Publié le 24 Feb 2012 - 17:00
ENTRETIEN AVEC BOUBACAR BORIS DIOP (2)

"Je sens poindre la tentation de faire vibrer la fibre ethnique, et ça me fait peur."

Dans les médias comme au gré des meetings, on sent enfler la méfiance quant à la transparence du scrutin. Est-elle fondée?

 

 

 

Avec l'actuel président, on n'est jamais trop suspicieux en la matière. Le doute tend à démobiliser les citoyens en âge de voter et à alimenter la contestation du fichier électoral. Il y a, au-delà des trajectoires personnelles, régression de nos institutions démocratiques. Je voudrais être certain que la tricherie, notamment en amont du scrutin, n'échappera ni aux garde-fous informatiques ni à la vigilance de la société civile. Avec tous ces contrôles, ces ateliers de formation, ces cohortes d'observateurs nationaux comme étrangers, on devrait pouvoir aller aux urnes l'esprit tranquille. Tel n'est pas le cas. En ce domaine, je ne crois pas au crime parfait. Encore faut-il que le coupable pris la main dans le sac ne reste pas impuni. Un autre péril, très grave à mes yeux, affleure. Au Sénégal, par tradition, les autochtones respectent l'étranger. Or, çà et là, on accuse des Maliens ou des Guinéens, nombreux dans les grandes villes, de s'être inscrits illégalement sur les listes d'électeurs.
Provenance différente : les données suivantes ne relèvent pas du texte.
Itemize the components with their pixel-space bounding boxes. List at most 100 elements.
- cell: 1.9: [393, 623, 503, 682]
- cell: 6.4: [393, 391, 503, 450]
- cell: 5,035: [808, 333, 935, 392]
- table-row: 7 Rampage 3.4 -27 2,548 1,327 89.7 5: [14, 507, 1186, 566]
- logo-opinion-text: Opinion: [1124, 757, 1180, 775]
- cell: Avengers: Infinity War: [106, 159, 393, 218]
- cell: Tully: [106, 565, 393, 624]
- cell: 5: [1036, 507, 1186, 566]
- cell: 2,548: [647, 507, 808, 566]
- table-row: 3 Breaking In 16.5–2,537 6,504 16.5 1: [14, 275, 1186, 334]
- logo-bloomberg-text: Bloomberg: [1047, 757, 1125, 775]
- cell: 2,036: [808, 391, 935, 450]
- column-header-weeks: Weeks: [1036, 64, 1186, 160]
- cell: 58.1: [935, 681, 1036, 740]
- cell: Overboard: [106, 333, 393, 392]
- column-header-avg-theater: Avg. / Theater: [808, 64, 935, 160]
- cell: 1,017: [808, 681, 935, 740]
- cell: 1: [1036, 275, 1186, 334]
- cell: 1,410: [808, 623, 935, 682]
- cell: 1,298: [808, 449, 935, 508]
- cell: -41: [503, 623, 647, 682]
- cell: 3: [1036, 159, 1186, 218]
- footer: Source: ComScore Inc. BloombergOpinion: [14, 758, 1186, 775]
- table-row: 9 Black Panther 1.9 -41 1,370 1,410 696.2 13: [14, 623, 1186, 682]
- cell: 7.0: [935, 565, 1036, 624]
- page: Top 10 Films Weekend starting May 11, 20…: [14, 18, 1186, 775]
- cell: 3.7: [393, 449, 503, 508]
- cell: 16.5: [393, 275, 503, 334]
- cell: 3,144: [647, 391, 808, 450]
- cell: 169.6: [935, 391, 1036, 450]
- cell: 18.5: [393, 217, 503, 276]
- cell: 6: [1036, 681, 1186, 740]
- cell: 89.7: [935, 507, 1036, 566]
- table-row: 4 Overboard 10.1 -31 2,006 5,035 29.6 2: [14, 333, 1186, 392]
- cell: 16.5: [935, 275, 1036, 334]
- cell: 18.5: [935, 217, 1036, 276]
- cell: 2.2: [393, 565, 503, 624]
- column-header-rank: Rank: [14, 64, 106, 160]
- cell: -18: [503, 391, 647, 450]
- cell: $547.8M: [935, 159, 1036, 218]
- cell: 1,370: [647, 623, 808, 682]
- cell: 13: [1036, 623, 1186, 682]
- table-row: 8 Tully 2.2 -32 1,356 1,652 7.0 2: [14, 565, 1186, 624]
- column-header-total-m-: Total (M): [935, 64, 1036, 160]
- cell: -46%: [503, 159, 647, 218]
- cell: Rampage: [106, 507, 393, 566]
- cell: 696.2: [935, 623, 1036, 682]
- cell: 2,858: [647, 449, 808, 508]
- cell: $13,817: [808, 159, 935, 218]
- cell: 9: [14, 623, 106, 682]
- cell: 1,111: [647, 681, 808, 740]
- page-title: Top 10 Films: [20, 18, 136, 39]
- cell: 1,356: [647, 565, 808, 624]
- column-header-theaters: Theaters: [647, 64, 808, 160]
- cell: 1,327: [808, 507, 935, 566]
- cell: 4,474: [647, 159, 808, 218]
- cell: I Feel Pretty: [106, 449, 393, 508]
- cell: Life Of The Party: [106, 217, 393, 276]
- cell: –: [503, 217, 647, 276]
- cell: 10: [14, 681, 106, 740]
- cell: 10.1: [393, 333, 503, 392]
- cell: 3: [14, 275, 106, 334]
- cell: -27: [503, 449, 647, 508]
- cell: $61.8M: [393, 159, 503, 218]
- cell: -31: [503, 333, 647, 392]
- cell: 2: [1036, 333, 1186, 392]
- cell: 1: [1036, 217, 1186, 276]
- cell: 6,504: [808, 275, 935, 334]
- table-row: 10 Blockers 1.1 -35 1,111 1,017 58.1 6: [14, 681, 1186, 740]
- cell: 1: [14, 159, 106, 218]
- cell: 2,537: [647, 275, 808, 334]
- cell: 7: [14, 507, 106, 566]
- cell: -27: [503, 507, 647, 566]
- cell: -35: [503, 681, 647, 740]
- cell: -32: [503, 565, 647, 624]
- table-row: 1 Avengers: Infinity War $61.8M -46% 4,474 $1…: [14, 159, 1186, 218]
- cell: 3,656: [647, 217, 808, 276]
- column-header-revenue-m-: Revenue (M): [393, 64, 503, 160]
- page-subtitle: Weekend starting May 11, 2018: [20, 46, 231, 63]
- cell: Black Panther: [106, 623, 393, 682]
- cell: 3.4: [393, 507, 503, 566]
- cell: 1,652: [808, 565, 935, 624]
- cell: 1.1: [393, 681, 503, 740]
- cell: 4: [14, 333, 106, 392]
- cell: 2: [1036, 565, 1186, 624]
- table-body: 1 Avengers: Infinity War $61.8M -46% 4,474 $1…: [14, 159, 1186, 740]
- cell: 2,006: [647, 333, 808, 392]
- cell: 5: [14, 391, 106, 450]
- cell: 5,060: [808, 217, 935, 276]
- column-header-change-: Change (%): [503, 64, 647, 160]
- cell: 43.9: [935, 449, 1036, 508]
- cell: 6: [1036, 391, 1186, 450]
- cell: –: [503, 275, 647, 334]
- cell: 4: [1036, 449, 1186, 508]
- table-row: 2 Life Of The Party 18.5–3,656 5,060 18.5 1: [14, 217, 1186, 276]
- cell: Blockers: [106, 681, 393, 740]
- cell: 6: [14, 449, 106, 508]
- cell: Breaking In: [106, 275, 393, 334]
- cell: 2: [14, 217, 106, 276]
Avec le risque de les reléguer au rang de boucs émissaires.

 

 

Sur le même registre, Abdoulaye Wade et Macky Sall s'accusent mutuellement de "dérive ethniciste". Jugez-vous cette rhétorique inquiétante?

 

Pour la première fois dans ce pays, je sens poindre la tentation de faire vibrer, même discrètement, la fibre ethnique. C'est très nouveau, et ça me fait peur.

 

 

Très contesté dans les centres urbains, Wade jouirait encore dans les campagnes d'un réel prestige. Croyez-vous à cette césure?

 

Déjà, au temps de Diouf, le PS était fortement enraciné dans l'espace rural et malmené dans les métropoles. Aux élections locales de 2009, la mouvance Wade a perdu toutes ses grandes villes. Dans les campagnes, le parti aux commandes exerce un contrôle de proximité très strict, "arrosant" et "cadeautant" les leaders d'opinion. Entretenant donc sa clientèle locale. Les marabouts, les figures confrériques et les politiciens locaux y travaillent en bonne intelligence. Pas facile pour l'opposant de percer.

 

 

Coalition disparate, le Mouvement du 23 juin rassemble sous un même étendard près de 150 partis politiques et organisations de la société civile. Faut-il y voir l'union de la carpe et du lapin?

 

C'est un mariage de raison. Mais au moins les politiques ont-ils procuré à ce mouvement informel, sinon informe, un statut, lui donnant une certaine consistance. Cela posé, on entend de plus en plus de grincements de dents. Les jeunes brûlent d'en découdre avec les forces de l'ordre; tandis que les leaders classiques rechignent, par crainte d'aventurisme. Le M 23, Y'en a marre en tête, exige un fonctionnement normal des institutions. Démarche très positive. N'oublions pas le rôle crucial joué en 2000 par les rappeurs en faveur du candidat Abdoulaye Wade. Eux se sentent trahis. Une certitude: ces idéalistes ne se laisseront pas enrégimenter par les structures partisanes.

 

 

Par maladresse ou par arrogance, le pouvoir échoue à endiguer le soulèvement citoyen. Y a-t-il risque d'embrasement général?

 

Les Sénégalais partagent le sentiment qu'il ne peut rien nous arriver de tragique ; qu'on vit à mille lieues de la Côte d'Ivoire, du Liberia ou du Rwanda. Sans doute y a-t-il dans cette croyance une dimension religieuse. L'islam confrérique s'est toujours interposé entre les forces antagonistes, prêchant l'apaisement. Il est vrai que ce pays n'a jamais subi le moindre coup d'Etat, et que son armée combat et contient depuis trente ans en Casamance, sans trop de casse, une rébellion armée. Mais l'idée que l'on se fait de soi-même importe moins que les mécanismes à instaurer pour prévenir la violence. Notre société s'est très profondément renouvelée. Le noyau des "y'en a marristes" n'est pas né par hasard. Et le rôle des jeunes au sein du M 23 n'a rien de fortuit. La plupart d'entre eux ignorent qui était Senghor. Ils sont déconnectés du consensus ambiant dans lequel baignaient leurs parents. Eux vivent branchés sur la planète, les sites Web, les forums en ligne et les réseaux sociaux.